To confirm the results of the Confusion Matrix and visualize them in a different way, I will calculate the Cross-Validation accuracy and see if the results are the same.

k=5
scores = cross_val_score(rf, X_train[features_reduced], y_train, cv=k, scoring='accuracy')
print(f"Cross-Validation Accuracy: {scores.mean():.4f} ± {scores.std():.4f}")
Cross-Validation Accuracy: 0.9999 ± 0.0001

The results of the Confusion Matrix and Cross-Validation Accuracy for the Random Forest implies that the model is working perfectly on the dataset since there is no Type I or Type II error.
Below is the code inspired by Stack Overflow (this page and this one too) to compare Lasso coefficents and Random Forest feature importance.

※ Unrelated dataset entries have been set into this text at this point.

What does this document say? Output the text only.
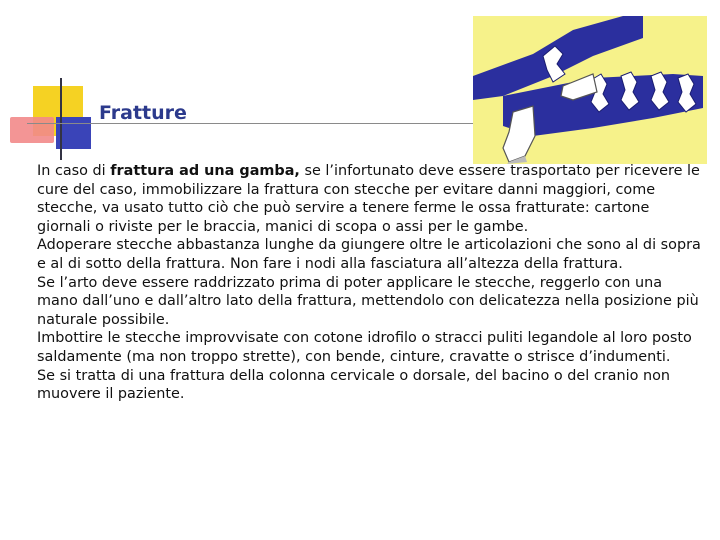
Fratture

In caso di frattura ad una gamba, se l’infortunato deve essere trasportato per ricevere le cure del caso, immobilizzare la frattura con stecche per evitare danni maggiori, come stecche, va usato tutto ciò che può servire a tenere ferme le ossa fratturate: cartone giornali o riviste per le braccia, manici di scopa o assi per le gambe.

Adoperare stecche abbastanza lunghe da giungere oltre le articolazioni che sono al di sopra e al di sotto della frattura. Non fare i nodi alla fasciatura all’altezza della frattura.

Se l’arto deve essere raddrizzato prima di poter applicare le stecche, reggerlo con una mano dall’uno e dall’altro lato della frattura, mettendolo con delicatezza nella posizione più naturale possibile.

Imbottire le stecche improvvisate con cotone idrofilo o stracci puliti legandole al loro posto saldamente (ma non troppo strette), con bende, cinture, cravatte o strisce d’indumenti.

Se si tratta di una frattura della colonna cervicale o dorsale, del bacino o del cranio non muovere il paziente.
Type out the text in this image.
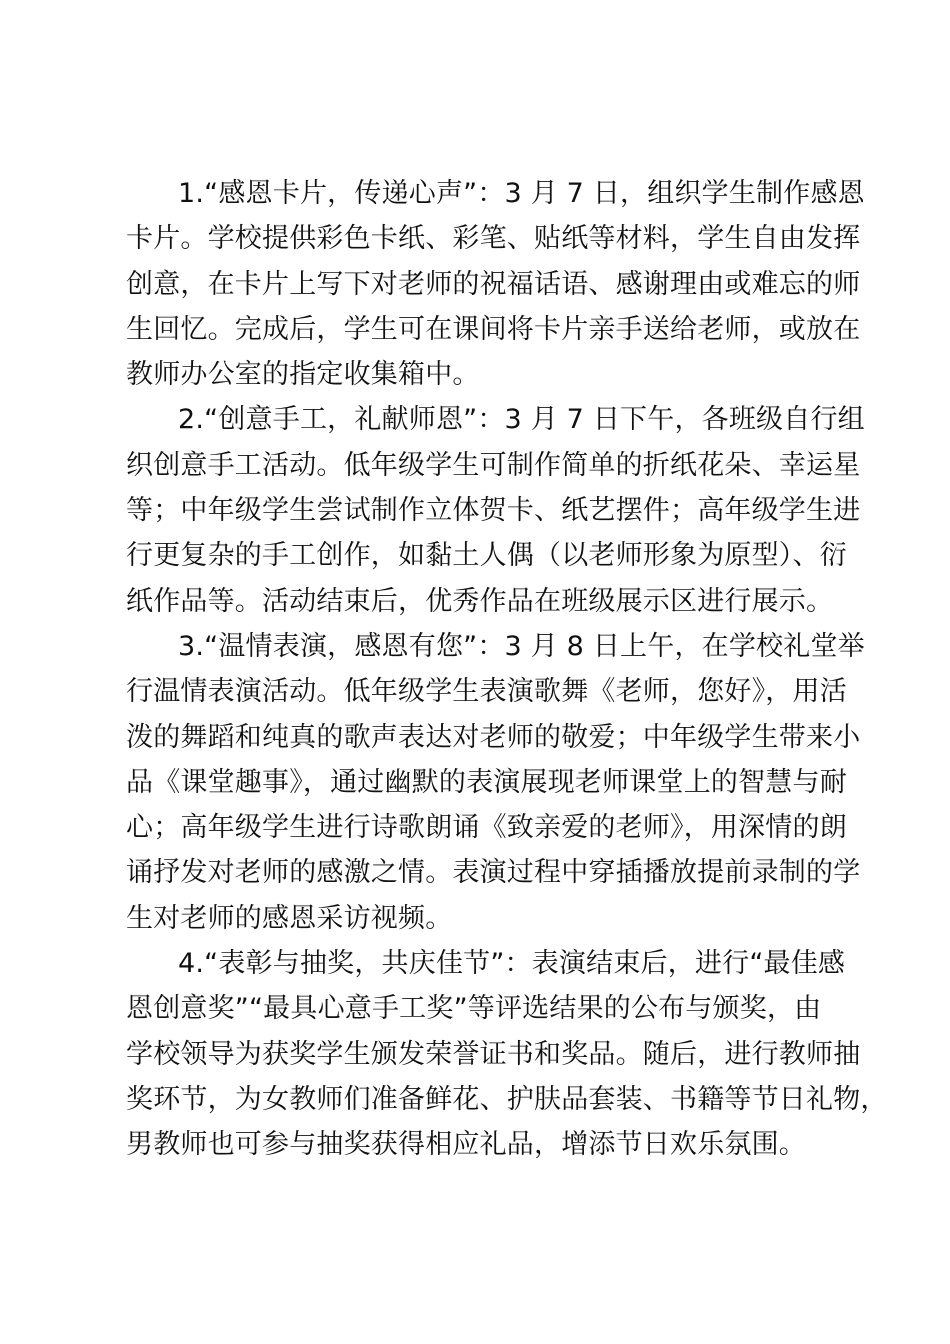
1.“感恩卡片，传递心声”：3 月 7 日，组织学生制作感恩
卡片。学校提供彩色卡纸、彩笔、贴纸等材料，学生自由发挥
创意，在卡片上写下对老师的祝福话语、感谢理由或难忘的师
生回忆。完成后，学生可在课间将卡片亲手送给老师，或放在
教师办公室的指定收集箱中。
2.“创意手工，礼献师恩”：3 月 7 日下午，各班级自行组
织创意手工活动。低年级学生可制作简单的折纸花朵、幸运星
等；中年级学生尝试制作立体贺卡、纸艺摆件；高年级学生进
行更复杂的手工创作，如黏土人偶（以老师形象为原型）、衍
纸作品等。活动结束后，优秀作品在班级展示区进行展示。
3.“温情表演，感恩有您”：3 月 8 日上午，在学校礼堂举
行温情表演活动。低年级学生表演歌舞《老师，您好》，用活
泼的舞蹈和纯真的歌声表达对老师的敬爱；中年级学生带来小
品《课堂趣事》，通过幽默的表演展现老师课堂上的智慧与耐
心；高年级学生进行诗歌朗诵《致亲爱的老师》，用深情的朗
诵抒发对老师的感激之情。表演过程中穿插播放提前录制的学
生对老师的感恩采访视频。
4.“表彰与抽奖，共庆佳节”：表演结束后，进行“最佳感
恩创意奖”“最具心意手工奖”等评选结果的公布与颁奖，由
学校领导为获奖学生颁发荣誉证书和奖品。随后，进行教师抽
奖环节，为女教师们准备鲜花、护肤品套装、书籍等节日礼物，
男教师也可参与抽奖获得相应礼品，增添节日欢乐氛围。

# Compare Lasso coefficients and Random Forest feature importances
rf_importances = rf.feature_importances_
lasso_coefficients = lasso.coef_[:len(features_reduced)]  # Ensure coefficients match feature set

# Create a comparison df
comparison_df = pd.DataFrame({'Feature': features_reduced,'Lasso Coefficient': lasso_coefficients,'Random Forest Importance': rf_importances}).sort_values(by='Random Forest Importance', ascending=False)

# Plot the comparison
plt.figure(figsize=(10, 6))
comparison_df.plot(x='Feature', kind='barh', stacked=False,figsize=(10, 8),title='Feature Importance: Lasso vs Random Forest', alpha=0.7)
plt.gca().invert_yaxis()  # Reverse the order for better readability
plt.show()
<Figure size 1000x600 with 0 Axes>
../_images/3d18b9594d9a22f1635b540d62878dc7a9daef49eebc48b35cfff785fae25081.png

This graph shows that Random Forest identifies significance in more features then Lasso Regression, since there are more orange bars than blue. Also, for shared features of Random Forest and Lasso, the Random Forest importance is greater than the Lasso’s in most cases. This shows that Random Forest is more sensitive, and thus has a potential for overfitting, while Lasso is more selective so it has the potential for underfitting. By the Bias-Variance Tradeoff, that makes Lasso have high bias and low variance and Random Forest have low bias and high variance for this dataset.

Conclusion:#

Through my project, I found that the three most significant factors (in order from greatest to least) are: Job Satisfaction, Career Change Interest, and Salary. The median salary is higher for those not likely to change jobs. Additionallly, the median Job Satisfaction is lower for those likely to change jobs. It was also interesting to see the how Field of Study and Occupation effect the likeliness to change jobs. Those who study Education are more likely to change occupations, while those who study psychology are the least likely. Also, Biologists are the most likely to change occupations, while teachers are the least likely to change occupations. These results are heavily influenced by salary and job satisfaction. The majority of features forming non-linear relationships was predictable, but made for a very interesting analysis when I compared the results of the Lasso Regression to the Random Forest. Ultimatly, the Random Forest was better as it was more sensitive to the data.